In February 1856 Mayor Jedediah M. Grand instructed the Committee on Municipal Laws to create an Ordinance for all people to be buried in a Cemetery, not on private property, without the consent of the Mayor and Committee on Municipal Laws.
In 1900 an irrigation system was placed by piping water from City Creek. This allowed the City Cemetery to start perpetual care. In the beginning perpetual care was only allowed in Park Plat, the newest area of the Cemetery to be developed. In 2014 the entire cemetery was placed on an automatic sprinkler system.
In 1906, perpetual care was extended to the whole cemetery and by 1915 such a growth of trees and shrubs, many of them evergreens, had developed that the hillside was nearly a forest.

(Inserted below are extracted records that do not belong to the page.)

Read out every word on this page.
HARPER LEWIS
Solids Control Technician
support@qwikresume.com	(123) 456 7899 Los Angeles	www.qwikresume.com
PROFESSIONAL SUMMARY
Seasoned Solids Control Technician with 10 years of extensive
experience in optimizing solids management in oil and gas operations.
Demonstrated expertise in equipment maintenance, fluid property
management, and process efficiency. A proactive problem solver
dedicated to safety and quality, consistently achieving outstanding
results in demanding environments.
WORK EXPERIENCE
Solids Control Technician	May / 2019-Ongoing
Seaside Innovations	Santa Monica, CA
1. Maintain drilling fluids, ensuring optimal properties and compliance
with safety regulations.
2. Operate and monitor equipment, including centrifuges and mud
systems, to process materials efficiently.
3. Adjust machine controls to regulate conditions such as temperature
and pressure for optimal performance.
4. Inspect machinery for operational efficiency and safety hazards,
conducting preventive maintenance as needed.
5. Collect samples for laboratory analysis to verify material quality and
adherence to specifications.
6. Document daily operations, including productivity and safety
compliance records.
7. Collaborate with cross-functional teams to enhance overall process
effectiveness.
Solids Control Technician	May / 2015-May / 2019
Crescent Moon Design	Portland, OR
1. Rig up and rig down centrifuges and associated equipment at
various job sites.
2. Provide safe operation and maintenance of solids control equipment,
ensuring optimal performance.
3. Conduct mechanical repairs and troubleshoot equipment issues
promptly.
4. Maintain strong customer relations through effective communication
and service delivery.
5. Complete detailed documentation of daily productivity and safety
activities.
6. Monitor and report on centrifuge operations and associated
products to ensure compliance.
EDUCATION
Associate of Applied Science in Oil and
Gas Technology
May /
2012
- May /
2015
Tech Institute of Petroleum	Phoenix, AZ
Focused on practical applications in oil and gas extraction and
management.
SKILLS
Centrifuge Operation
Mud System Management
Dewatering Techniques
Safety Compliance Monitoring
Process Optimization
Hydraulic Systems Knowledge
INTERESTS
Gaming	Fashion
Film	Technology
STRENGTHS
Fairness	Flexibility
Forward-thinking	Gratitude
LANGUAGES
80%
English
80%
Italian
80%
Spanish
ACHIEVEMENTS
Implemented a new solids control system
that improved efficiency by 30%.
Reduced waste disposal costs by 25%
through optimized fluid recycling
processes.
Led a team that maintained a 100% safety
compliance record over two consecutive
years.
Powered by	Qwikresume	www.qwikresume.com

As of July 9, 2015 we have over 124,000 people buried here.
There are 130,000 burial sites in the Salt Lake City cemetery and at present we have buried just over 124,000. The cemetery covers 120 acres in the heart of the city. Read about the cemetery's rich history at enjoyutah.org.
Mission Statement of the SLC Cemetery
The mission of the Salt Lake City Cemetery is to serve the families who come to us in a time of need. To watch over and care for these families loved ones who have been interred within our great and historical cemetery. To be a steward for the open space and care for the flora and fauna that lives and grows within our boundaries. We strive to provide service to the family members, friends and strangers who come to find closure, solace and peace within and upon are hallowed grounds. We strive daily to remember” the difference between ordinary and extraordinary is the little extra you do.” We all try to “pick up the stick” making sure to think first of those who work with us side by side and ourselves second.